The North Carolina Senate passed the Taxpayer Refund Act in August, which would refund about $600 million of that surplus to taxpayers. That bill now awaits consideration in the North Carolina House of Representatives, which recently approved further tax relief by overriding Governor Cooper’s budget veto. 

That’s where the John Locke Foundation comes in. Gleason quotes JLF’s Joe Coletti in determining just how much surplus North Carolina could be refunding:

“After including other reserves and commitments, the opening balance for the current fiscal year is $1.7 billion,” writes Joe Coletti, a senior fellow at the John Locke Foundation, a Raleigh-based think tank. “In addition, budgeted revenue is $1.0 billion more than continuing appropriations, including debt service. That leaves $2.7 billion in cash through June 2020 that will not be spent without a new budget.”
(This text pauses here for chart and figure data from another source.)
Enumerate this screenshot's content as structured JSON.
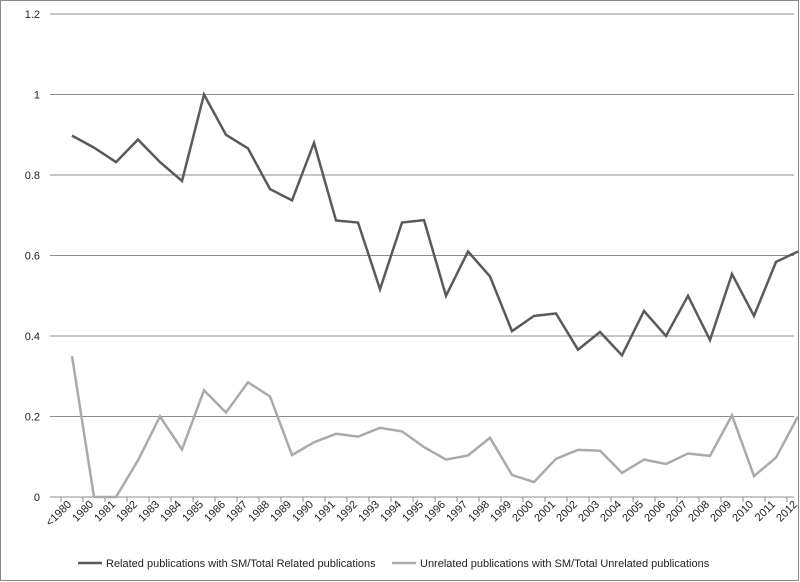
{
  "chart_data": {
    "type": "line",
    "categories": [
      "<1980",
      "1980",
      "1981",
      "1982",
      "1983",
      "1984",
      "1985",
      "1986",
      "1987",
      "1988",
      "1989",
      "1990",
      "1991",
      "1992",
      "1993",
      "1994",
      "1995",
      "1996",
      "1997",
      "1998",
      "1999",
      "2000",
      "2001",
      "2002",
      "2003",
      "2004",
      "2005",
      "2006",
      "2007",
      "2008",
      "2009",
      "2010",
      "2011",
      "2012"
    ],
    "series": [
      {
        "name": "Related publications with SM/Total  Related publications",
        "color": "#5a5a5a",
        "values": [
          0.898,
          0.868,
          0.832,
          0.888,
          0.832,
          0.785,
          1.0,
          0.9,
          0.866,
          0.765,
          0.737,
          0.88,
          0.687,
          0.682,
          0.516,
          0.682,
          0.688,
          0.5,
          0.61,
          0.548,
          0.412,
          0.45,
          0.456,
          0.366,
          0.41,
          0.352,
          0.462,
          0.4,
          0.5,
          0.39,
          0.554,
          0.45,
          0.584,
          0.61
        ]
      },
      {
        "name": "Unrelated publications with SM/Total  Unrelated publications",
        "color": "#aaaaaa",
        "values": [
          0.35,
          0.0,
          0.0,
          0.091,
          0.2,
          0.118,
          0.265,
          0.21,
          0.285,
          0.25,
          0.104,
          0.136,
          0.157,
          0.15,
          0.172,
          0.163,
          0.124,
          0.093,
          0.103,
          0.147,
          0.055,
          0.037,
          0.095,
          0.117,
          0.115,
          0.06,
          0.093,
          0.082,
          0.108,
          0.102,
          0.203,
          0.052,
          0.098,
          0.2
        ]
      }
    ],
    "yticks": [
      "0",
      "0.2",
      "0.4",
      "0.6",
      "0.8",
      "1",
      "1.2"
    ],
    "ylim": [
      0,
      1.2
    ],
    "grid": true,
    "legend_position": "bottom"
  }
}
It’s not just North Carolinians who could be seeing returns from the government soon, Gleason writes:

A South Carolina resident won a $1.5 billion Mega Millions jackpot earlier this year, which resulted in a $61 million unexpected tax payment to the state. In response, Palmetto State lawmakers passed legislation to send that surprise windfall back to South Carolina taxpayers in the form of $50 rebate checks

[And] In Virginia, individual taxpayers will receive “a $110 refund and married couples filing jointly will get $220 in a one-time payment to return a portion of excess state revenues collected because of changes in federal tax law in late 2017.” 

Citizens of other states like Oregon, Wisconsin, and Colorado could get their tax dollars kicked back as well.